La MPC est une mesure du faible revenu qui est fondée sur le coût d’un panier de biens et services dont les personnes et les familles ont besoin pour répondre à leurs besoins de base et accéder à un niveau de vie modeste. Où qu’elles vivent au pays, si les personnes et les familles n’ont pas les moyens d’acheter le panier de consommation dans leur communauté, on considèrera alors qu’elles vivent sous le seuil de la pauvreté au Canada.
En participant à cette consultation, vous aiderez Statistique Canada à mesurer avec précision le faible revenu et la pauvreté.»
Autrement dit, on établit la frontière de la pauvreté au seuil de la MPC et on consulte ensuite la population pour savoir si c’est bien le cas ?
Répondre à ses besoins de base et sortir de la pauvreté s’équivaut-il ? Pas selon le Centre d’étude sur la pauvreté et l’exclusion (CÉPE) mis en place au Québec pour équiper en données le suivi de la Loi visant à lutter contre la pauvreté et l’exclusion sociale.

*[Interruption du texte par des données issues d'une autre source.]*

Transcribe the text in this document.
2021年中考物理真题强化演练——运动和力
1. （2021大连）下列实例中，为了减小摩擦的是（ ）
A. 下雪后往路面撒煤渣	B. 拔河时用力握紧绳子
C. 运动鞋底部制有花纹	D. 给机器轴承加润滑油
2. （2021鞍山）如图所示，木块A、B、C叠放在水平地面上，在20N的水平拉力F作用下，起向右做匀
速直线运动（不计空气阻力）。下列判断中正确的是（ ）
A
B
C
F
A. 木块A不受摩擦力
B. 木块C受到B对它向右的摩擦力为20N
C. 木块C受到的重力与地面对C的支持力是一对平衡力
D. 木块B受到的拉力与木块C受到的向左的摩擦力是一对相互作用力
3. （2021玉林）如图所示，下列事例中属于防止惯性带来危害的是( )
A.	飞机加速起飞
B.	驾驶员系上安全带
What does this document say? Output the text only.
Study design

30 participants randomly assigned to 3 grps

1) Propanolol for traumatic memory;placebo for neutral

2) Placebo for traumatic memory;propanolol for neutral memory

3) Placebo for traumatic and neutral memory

En 2009, celui-ci a évalué que si la MPC permettait un suivi de la couverture des besoins de base, elle ne permettait pas de mesurer la sortie de la pauvreté selon la définition de la pauvreté donnée dans la loi québécoise. Or la stratégie canadienne reprend une définition similaire (laquelle n’apparaît pas par ailleurs dans le projet de loi C-87).
La confusion s’amplifie lorsqu’on passe au questionnaire. On y présente le panier de la MPC :
«Le panier comprend des éléments tels que des aliments sains, un foyer approprié et entretenu, des vêtements et le transport.
Le coût des éléments du panier reflète leur prix dans les collectivités canadiennes. […]
Vous pouvez découvrir de combien votre famille aurait besoin pour éviter la pauvreté en sélectionnant votre province, votre ville et la taille de votre famille. Veuillez nous dire si vous croyez que ces montants sont trop élevés, trop faibles, ou «à peu près justes».»
On sort ici de la rigueur habituelle de Statistique Canada, qui n’a jamais ventilé le contenu du panier autrement que pour le ménage de référence de deux adultes et deux enfants qui sert à établir le seuil. Avec raison.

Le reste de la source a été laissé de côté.